Вилена убили. Кабанера издох где-то в лагерях. Клавдия Семеновна вышла замуж за известного скульптора Филиппа Кудесника, некурящего, носящего аккуратную бородку на удлиненном лице. Мама ненадолго расцвела, а для Вики началась двойная жизнь. Черная полоса наступила тогда, когда она пошла в восьмой класс. Филипп просил ее позировать для скульптуры, которая должна была украшать фасад физкультурного института.

– Я не буду, – сказала Вика.

– Вика, ты должна помочь Филиппу, – уговаривала ее мать – Это крупный заказ, у нас появятся хорошие деньги.

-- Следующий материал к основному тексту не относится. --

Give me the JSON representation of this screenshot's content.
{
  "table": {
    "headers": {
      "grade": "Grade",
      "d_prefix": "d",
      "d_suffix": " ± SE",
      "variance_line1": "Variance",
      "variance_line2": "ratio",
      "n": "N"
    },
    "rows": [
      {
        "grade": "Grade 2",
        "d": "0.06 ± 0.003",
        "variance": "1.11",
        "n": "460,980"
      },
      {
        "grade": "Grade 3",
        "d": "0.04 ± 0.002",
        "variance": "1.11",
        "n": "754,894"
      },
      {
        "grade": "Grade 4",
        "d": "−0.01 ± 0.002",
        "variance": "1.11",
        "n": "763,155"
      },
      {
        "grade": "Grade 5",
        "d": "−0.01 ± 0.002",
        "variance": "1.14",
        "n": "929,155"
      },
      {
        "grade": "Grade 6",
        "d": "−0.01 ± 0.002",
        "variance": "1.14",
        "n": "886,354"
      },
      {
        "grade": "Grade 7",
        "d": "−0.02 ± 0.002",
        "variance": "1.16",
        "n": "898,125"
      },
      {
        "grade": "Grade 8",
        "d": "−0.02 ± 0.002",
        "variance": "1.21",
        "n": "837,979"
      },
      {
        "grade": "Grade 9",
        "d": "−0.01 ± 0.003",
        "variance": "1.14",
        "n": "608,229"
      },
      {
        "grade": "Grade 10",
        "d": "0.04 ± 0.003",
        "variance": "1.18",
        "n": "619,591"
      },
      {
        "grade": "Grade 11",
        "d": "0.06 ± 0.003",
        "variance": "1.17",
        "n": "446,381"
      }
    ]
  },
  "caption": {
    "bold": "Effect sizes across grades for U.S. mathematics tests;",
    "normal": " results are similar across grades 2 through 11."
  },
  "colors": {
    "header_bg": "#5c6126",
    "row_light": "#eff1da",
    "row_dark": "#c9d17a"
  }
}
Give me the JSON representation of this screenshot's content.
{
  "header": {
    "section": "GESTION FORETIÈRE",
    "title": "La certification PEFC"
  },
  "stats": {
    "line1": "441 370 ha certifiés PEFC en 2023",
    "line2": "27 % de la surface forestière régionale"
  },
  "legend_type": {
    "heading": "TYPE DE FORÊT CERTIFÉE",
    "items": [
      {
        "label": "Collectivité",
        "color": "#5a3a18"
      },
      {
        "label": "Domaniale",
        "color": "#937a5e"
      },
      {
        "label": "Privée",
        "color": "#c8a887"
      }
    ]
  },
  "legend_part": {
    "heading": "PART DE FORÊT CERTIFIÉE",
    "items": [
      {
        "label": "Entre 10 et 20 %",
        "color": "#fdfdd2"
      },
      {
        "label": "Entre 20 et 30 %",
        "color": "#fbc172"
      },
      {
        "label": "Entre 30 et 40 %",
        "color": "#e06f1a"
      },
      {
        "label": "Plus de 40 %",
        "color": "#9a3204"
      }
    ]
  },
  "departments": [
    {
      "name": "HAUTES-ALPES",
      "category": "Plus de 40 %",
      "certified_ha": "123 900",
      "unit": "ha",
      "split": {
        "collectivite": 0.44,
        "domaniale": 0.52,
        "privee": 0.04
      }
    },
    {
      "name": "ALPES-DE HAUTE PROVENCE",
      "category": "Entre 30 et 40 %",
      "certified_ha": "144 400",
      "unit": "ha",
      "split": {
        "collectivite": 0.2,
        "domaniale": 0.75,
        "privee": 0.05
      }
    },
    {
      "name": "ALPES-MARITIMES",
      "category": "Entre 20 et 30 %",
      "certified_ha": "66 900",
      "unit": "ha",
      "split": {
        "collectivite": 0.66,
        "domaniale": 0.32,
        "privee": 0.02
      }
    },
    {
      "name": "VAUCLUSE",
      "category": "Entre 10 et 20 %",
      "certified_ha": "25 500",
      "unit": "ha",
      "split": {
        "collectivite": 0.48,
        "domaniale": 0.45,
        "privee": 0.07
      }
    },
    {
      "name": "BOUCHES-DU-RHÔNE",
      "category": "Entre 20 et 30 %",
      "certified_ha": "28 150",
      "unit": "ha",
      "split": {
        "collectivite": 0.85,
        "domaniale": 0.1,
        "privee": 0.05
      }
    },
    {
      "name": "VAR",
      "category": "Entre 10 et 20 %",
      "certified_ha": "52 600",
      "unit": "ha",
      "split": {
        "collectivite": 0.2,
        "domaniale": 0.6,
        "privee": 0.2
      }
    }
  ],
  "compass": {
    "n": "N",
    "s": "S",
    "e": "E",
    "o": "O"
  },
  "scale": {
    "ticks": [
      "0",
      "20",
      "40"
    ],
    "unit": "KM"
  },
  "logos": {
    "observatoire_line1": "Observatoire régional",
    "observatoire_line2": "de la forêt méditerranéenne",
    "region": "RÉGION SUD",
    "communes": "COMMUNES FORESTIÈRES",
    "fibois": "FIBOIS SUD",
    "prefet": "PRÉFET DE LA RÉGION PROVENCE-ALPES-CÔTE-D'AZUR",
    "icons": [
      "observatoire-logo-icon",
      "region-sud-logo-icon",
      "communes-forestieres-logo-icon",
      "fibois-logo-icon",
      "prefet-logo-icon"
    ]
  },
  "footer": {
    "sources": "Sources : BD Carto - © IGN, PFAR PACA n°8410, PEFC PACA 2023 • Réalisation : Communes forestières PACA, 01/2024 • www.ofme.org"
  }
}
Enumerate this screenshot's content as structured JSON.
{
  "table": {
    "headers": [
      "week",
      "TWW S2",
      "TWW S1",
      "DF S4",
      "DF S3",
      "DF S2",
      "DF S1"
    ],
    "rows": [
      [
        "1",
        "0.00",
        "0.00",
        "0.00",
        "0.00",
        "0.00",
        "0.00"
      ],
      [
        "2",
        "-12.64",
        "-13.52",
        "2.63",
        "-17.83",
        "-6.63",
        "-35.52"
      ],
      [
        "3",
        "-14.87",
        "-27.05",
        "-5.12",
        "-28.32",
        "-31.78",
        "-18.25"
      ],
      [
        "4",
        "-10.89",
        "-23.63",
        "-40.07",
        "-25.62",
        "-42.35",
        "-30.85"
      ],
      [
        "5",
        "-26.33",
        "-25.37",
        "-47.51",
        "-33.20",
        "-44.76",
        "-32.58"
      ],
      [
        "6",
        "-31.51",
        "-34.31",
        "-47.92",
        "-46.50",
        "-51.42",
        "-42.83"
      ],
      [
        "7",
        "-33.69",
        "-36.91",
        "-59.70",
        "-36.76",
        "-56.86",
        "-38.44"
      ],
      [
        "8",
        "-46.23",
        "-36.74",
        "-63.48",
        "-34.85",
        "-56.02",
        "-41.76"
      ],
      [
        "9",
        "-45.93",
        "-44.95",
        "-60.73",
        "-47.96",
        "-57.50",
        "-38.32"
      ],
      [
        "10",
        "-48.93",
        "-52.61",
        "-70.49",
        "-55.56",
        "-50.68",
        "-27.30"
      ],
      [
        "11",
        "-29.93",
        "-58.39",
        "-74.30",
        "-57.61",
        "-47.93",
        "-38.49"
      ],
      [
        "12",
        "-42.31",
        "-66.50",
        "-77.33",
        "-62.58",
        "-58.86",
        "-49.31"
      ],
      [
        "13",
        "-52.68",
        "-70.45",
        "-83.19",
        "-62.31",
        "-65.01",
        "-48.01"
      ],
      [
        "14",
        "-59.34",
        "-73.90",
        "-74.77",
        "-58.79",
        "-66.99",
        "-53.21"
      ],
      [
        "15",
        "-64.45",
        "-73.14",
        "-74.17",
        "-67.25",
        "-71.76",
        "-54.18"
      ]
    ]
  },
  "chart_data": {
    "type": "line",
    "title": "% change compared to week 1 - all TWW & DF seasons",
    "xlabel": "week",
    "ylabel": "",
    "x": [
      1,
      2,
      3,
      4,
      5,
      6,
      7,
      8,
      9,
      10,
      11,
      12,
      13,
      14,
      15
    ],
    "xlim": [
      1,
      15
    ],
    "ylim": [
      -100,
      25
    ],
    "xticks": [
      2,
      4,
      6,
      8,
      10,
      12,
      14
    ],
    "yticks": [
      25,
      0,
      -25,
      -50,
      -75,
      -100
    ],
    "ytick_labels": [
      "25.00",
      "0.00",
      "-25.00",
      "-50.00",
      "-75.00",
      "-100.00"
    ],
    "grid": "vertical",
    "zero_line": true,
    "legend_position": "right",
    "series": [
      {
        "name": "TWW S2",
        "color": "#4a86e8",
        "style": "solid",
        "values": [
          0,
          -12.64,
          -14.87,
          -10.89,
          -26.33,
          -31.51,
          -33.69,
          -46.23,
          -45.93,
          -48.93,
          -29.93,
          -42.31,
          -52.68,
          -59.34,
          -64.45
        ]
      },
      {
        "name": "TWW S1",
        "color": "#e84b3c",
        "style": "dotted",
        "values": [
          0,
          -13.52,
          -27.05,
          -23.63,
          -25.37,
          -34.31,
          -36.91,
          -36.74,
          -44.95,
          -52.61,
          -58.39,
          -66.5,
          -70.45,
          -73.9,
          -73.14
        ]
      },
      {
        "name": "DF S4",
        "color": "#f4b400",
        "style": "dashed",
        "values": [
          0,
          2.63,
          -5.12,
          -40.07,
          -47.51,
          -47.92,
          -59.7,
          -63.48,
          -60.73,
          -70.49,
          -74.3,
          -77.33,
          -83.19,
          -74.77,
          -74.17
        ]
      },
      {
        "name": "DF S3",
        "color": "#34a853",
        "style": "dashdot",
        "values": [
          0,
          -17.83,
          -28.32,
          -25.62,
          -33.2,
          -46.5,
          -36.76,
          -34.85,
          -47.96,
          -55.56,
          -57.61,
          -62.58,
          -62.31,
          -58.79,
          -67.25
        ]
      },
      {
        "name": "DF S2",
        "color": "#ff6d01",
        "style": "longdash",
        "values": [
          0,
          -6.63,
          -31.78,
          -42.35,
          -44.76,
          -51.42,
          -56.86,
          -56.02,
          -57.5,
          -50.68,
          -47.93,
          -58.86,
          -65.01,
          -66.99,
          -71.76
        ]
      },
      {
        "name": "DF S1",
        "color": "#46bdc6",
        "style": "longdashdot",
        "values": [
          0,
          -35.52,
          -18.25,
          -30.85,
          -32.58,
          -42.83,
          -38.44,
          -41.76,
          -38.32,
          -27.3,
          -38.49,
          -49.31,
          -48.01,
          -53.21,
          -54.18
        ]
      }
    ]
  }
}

– Посмотри на мальчиков, которые тебя окружают, – говорил Филипп во время сеансов, трогая ее за подбородок своими холодными пальцами. – Прыщавые, нечистоплотные, похотливые. Шваль. Скоро ты отдашься одному из них в грязном подъезде. И у тебя заберут то, в чем они ничего не понимают, девочка моя.

– Вам-то какое дело? Это моя жизнь. Буду распоряжаться собой, как сумею.

– Мне за красоту обидно. Ведь со мной будет все иначе. У тебя появятся деньги, красивая одежда, тебе все будут завидовать.

– Вы мерзкий тип. Почему вы не боитесь, что я обо всем расскажу маме?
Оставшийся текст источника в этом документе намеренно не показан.